- Born: 1906 Burgajet Castle, Governorate of Mati, Ottoman Empire
- Died: 1948 (aged 41–42) Cannes, France
- Burial: Cairo
- House: Zogu
- Father: Xhemal Pasha Zogu
- Mother: Sadije Toptani
- Religion: Islam

= Ruhije Zogu =

Albanian princess and women's rights activist

Princess Ruhije Zogu (1906–1948), was an Albanian princess.

==Life==
She was the daughter of Xhemal Pasha Zogu and Sadijé Toptani, and was one of the six sisters of King Zog I of Albania. When her brother became monarch in 1928, she and her siblings were granted the status of Prince and Princess Zogu.

In contrast to his two eldest sisters, Princess Adile Zogu and Nafije Zogu, who were seldom seen in public, the king gave his four younger sisters official roles to play in the royal representation.
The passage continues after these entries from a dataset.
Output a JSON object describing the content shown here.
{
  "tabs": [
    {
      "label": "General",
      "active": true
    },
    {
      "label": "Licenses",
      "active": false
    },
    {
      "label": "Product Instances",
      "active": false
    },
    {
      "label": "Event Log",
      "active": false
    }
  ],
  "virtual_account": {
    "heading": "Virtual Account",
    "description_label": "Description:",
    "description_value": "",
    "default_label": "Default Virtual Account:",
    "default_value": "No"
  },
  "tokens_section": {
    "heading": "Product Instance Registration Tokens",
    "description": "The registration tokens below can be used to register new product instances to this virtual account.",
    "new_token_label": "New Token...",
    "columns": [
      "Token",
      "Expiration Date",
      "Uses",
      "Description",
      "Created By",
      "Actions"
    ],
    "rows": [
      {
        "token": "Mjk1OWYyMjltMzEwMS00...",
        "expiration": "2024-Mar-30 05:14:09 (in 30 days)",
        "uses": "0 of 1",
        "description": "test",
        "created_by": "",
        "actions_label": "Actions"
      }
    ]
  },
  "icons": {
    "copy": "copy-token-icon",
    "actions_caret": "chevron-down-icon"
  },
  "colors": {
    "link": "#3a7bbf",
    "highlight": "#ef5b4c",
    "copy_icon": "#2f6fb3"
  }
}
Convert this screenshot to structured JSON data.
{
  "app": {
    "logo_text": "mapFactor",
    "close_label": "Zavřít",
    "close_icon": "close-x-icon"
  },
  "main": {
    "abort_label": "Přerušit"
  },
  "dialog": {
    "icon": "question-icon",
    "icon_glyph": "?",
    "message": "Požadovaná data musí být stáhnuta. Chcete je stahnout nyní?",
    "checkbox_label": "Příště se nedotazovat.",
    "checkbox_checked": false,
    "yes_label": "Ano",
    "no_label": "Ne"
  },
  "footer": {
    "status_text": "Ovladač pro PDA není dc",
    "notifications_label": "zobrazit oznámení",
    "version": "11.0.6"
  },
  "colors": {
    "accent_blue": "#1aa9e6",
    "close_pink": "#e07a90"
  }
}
During the first years of his reign, the princesses lived a traditional isolated life in the royal palace complex and seldom appeared outside of the family circle, but this changed by the time of the wedding of Princess Senije in 1936. From that year onward, the king regularly arranged formal royal balls, and had his four younger sisters appear in public on official royal representational assignments: Princess Senije was assigned tasks within health care, Ruhije Zogu education, Myzejen Zogu culture, and Maxhide Zogu attended to tasks within sports. To prepare them for this task, they were given lessons in piano playing, dance, language and riding, and were sent for several trips to Western Europe, where they became known for their expensive shopping trips. When the king banned the hijab in 1937, he made sure his sisters appeared in public without veils and dressed in Western fashion as role models for other women.

Prior to the royal wedding of the king in 1938, the three youngest princesses made a trip to the USA, where they were given much attention.

===Exile===
She left Albania with the rest of the royal family in 1939 upon the outbreak of World War II, and followed the former monarch in exile to Great Britain in 1940. She, as well as the rest of the sisters except Adile, followed Zog to Egypt in 1946. She died in 1948.